Thursday, August 9, 2012

My Neighbor Totoro (1988) - written and directed by Hayao Miyazaki and produced by Studio Ghibli.


(from March 22 2012) 

It’s hard to write about this movie because when you start even your first sentence you think: Why am I writing about this movie when I could just be watching it again?


Now I have the theme song coming in through my headphones. Better.

Toronto's TIFF Lightbox has been, and will continue to be, screening the animated films of Studio Ghibli until April 13. It’s hard to keep track of all the cultural events going on in the city, even my own, but I have carefully written down the screening times for Hayoa Miyazaki’s "Spirited Away" at least two additional times by accident.

I had never seen Miyazaki’s 1988 "My Neighbor Totoro" and somehow doubted that it could rival his later masterpieces (though it does, effortlessly). This past Saturday, I went with four grown-up friends to a matinee. The audience was filled with kids. We sat in the second row, right in the middle. I had just woken up.

"My Neighbor Totoro" is about two little girls who have moved into a new, slightly haunted house in the country. The movie is primarily from their perspective. It is so gentle and beautiful and captivating and exciting. It’s full of good and bad things, and is also very smart and comforting.
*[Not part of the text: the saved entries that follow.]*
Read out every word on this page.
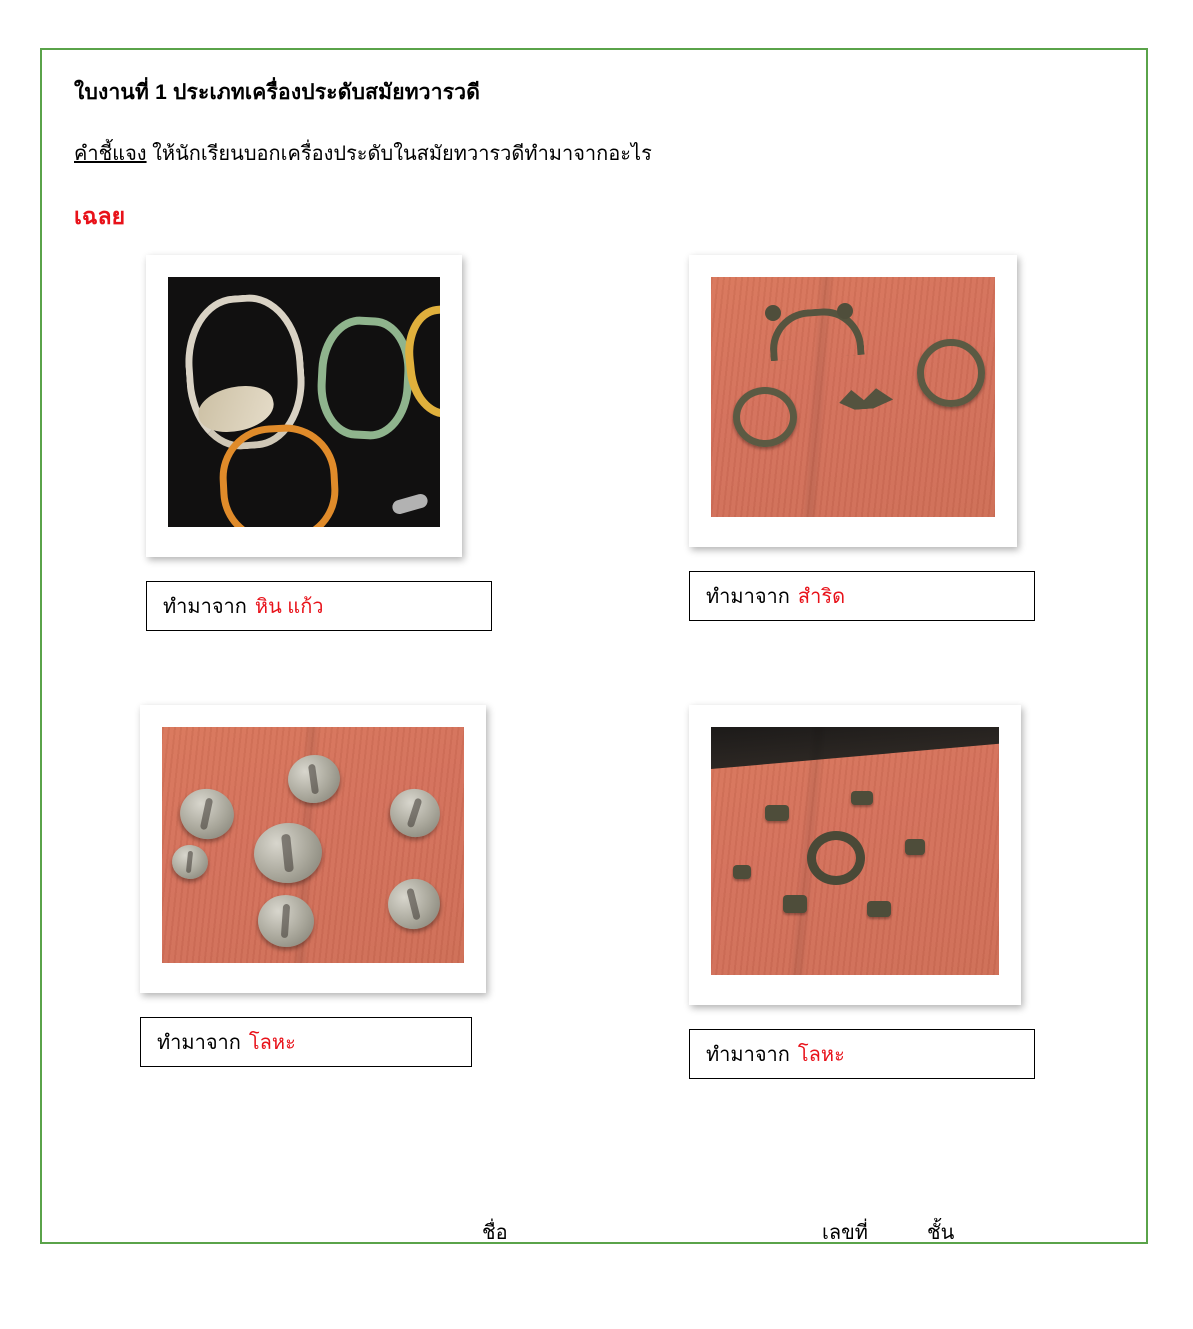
ใบงานที่ 1 ประเภทเครื่องประดับสมัยทวารวดี
คำชี้แจง ให้นักเรียนบอกเครื่องประดับในสมัยทวารวดีทำมาจากอะไร
เฉลย
ทำมาจาก หิน แก้ว	ทำมาจาก สำริด
ทำมาจาก โลหะ
ทำมาจาก โลหะ
ชื่อ	เลขที่	ชั้น
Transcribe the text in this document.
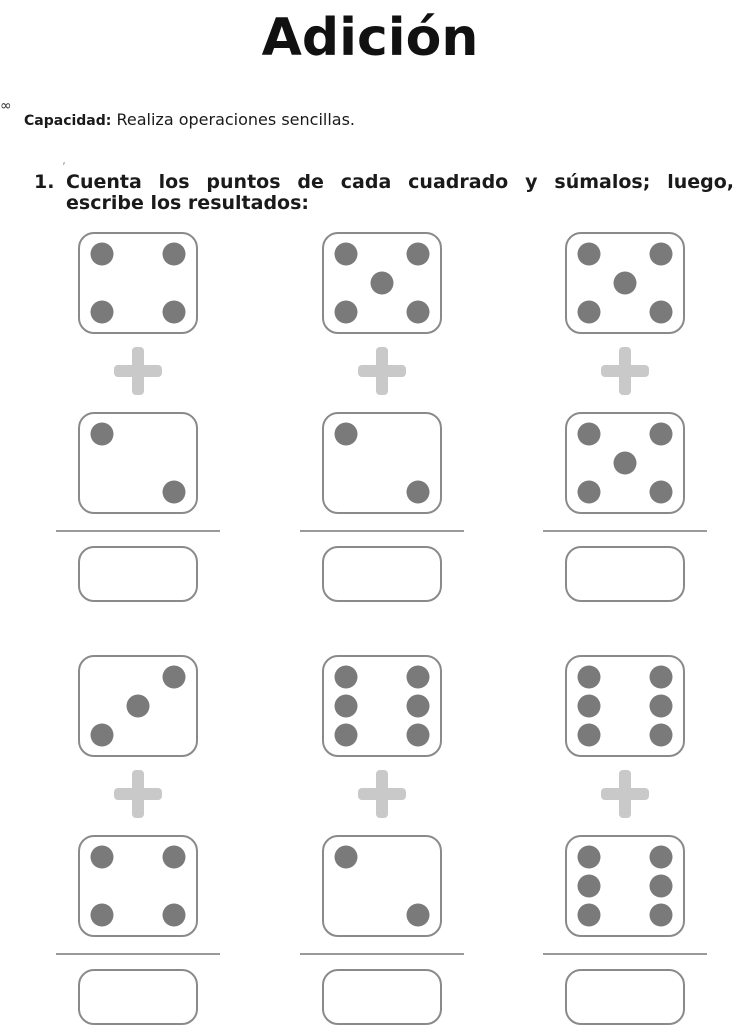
Adición
∞
Capacidad: Realiza operaciones sencillas.
ʼ
1. Cuenta los puntos de cada cuadrado y súmalos; luego, escribe los resultados:
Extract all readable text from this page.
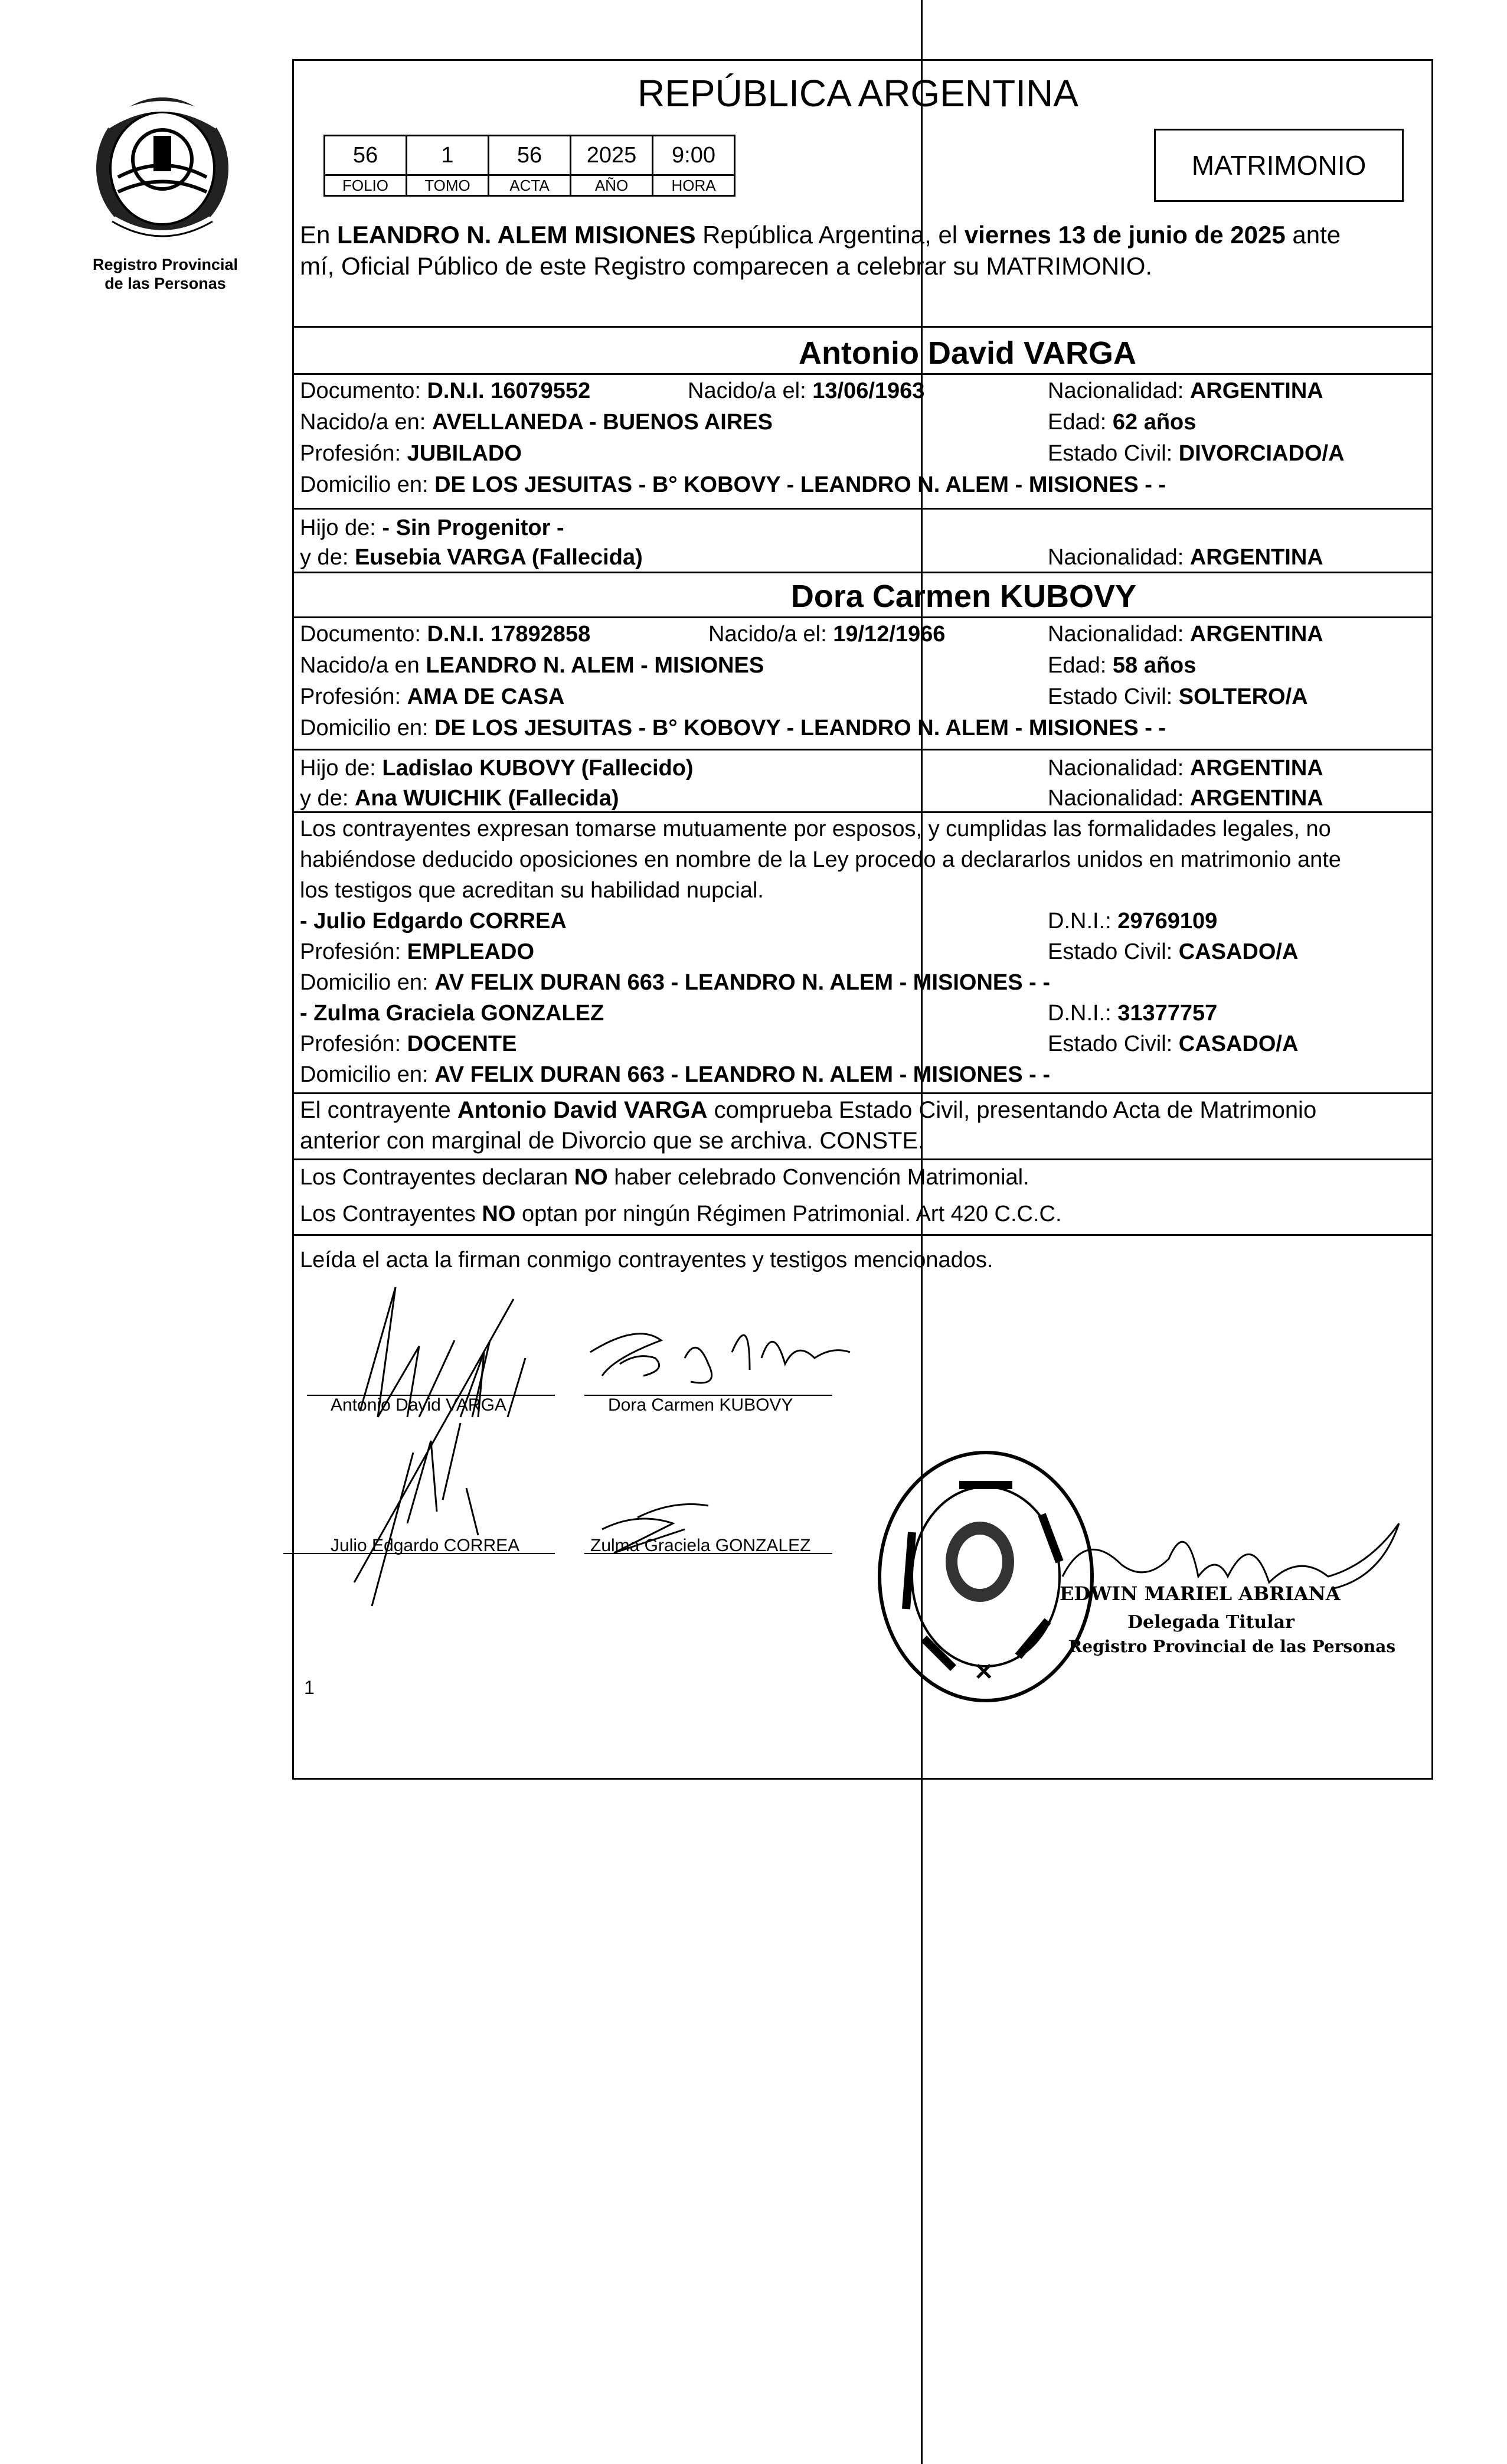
Registro Provincial
de las Personas
REPÚBLICA ARGENTINA
56	1	56	2025	9:00
FOLIO	TOMO	ACTA	AÑO	HORA
MATRIMONIO
En LEANDRO N. ALEM MISIONES República Argentina, el viernes 13 de junio de 2025 ante
mí, Oficial Público de este Registro comparecen a celebrar su MATRIMONIO.
Antonio David VARGA
Documento: D.N.I. 16079552	Nacido/a el: 13/06/1963	Nacionalidad: ARGENTINA
Nacido/a en: AVELLANEDA - BUENOS AIRES	Edad: 62 años
Profesión: JUBILADO	Estado Civil: DIVORCIADO/A
Domicilio en: DE LOS JESUITAS - B° KOBOVY - LEANDRO N. ALEM - MISIONES - -
Hijo de: - Sin Progenitor -
y de: Eusebia VARGA (Fallecida)	Nacionalidad: ARGENTINA
Dora Carmen KUBOVY
Documento: D.N.I. 17892858	Nacido/a el: 19/12/1966	Nacionalidad: ARGENTINA
Nacido/a en LEANDRO N. ALEM - MISIONES	Edad: 58 años
Profesión: AMA DE CASA	Estado Civil: SOLTERO/A
Domicilio en: DE LOS JESUITAS - B° KOBOVY - LEANDRO N. ALEM - MISIONES - -
Hijo de: Ladislao KUBOVY (Fallecido)	Nacionalidad: ARGENTINA
y de: Ana WUICHIK (Fallecida)	Nacionalidad: ARGENTINA
Los contrayentes expresan tomarse mutuamente por esposos, y cumplidas las formalidades legales, no
habiéndose deducido oposiciones en nombre de la Ley procedo a declararlos unidos en matrimonio ante
los testigos que acreditan su habilidad nupcial.
- Julio Edgardo CORREA	D.N.I.: 29769109
Profesión: EMPLEADO	Estado Civil: CASADO/A
Domicilio en: AV FELIX DURAN 663 - LEANDRO N. ALEM - MISIONES - -
- Zulma Graciela GONZALEZ	D.N.I.: 31377757
Profesión: DOCENTE	Estado Civil: CASADO/A
Domicilio en: AV FELIX DURAN 663 - LEANDRO N. ALEM - MISIONES - -
El contrayente Antonio David VARGA comprueba Estado Civil, presentando Acta de Matrimonio
anterior con marginal de Divorcio que se archiva. CONSTE.
Los Contrayentes declaran NO haber celebrado Convención Matrimonial.
Los Contrayentes NO optan por ningún Régimen Patrimonial. Art 420 C.C.C.
Leída el acta la firman conmigo contrayentes y testigos mencionados.
Antonio David VARGA	Dora Carmen KUBOVY
Julio Edgardo CORREA	Zulma Graciela GONZALEZ
✕
EDWIN MARIEL ABRIANA
Delegada Titular
Registro Provincial de las Personas
1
The kids in the audience made a lot of cooing and murmuring noises throughout. They sometimes collectively suddenly said something like, "What did the big furry one just say? What did he say?" Or they would all seem to move forward at the same time. It was like being in a gently moving child-ocean. I had no idea kids had such consistency, or that their imaginations could all be harnessed so masterfully by an animator. There, as an audience, they seemed like the most interesting group of people in the world.
Even afterwards, as we all shuffled out of the cinema, kids running around the stairs, or outside on the sidewalk, a couple of them shaking a city tree with all their might (hoping a forest spirit might come out?), they suddenly looked like they really knew what they were doing.

It made me think of the value in partaking of another culture’s art. It’s easy to remember the importance of that when it comes to other countries, but it's good, too, to remember it applies to groups like age and gender - that there can be entire groups of humans you forget to care about or give credit to, or never thought to in the first place.

It also made me think of the tricky sport of appropriation; how interesting and useful things can happen when trying on another group’s perspective. It kind of made me long to watch a movie that maybe some 8-year-old out there is making from the perspective of an elder whale or something - a live-action feature, perhaps. I’m sure there are at least two kids out there who have already gotten started on that project.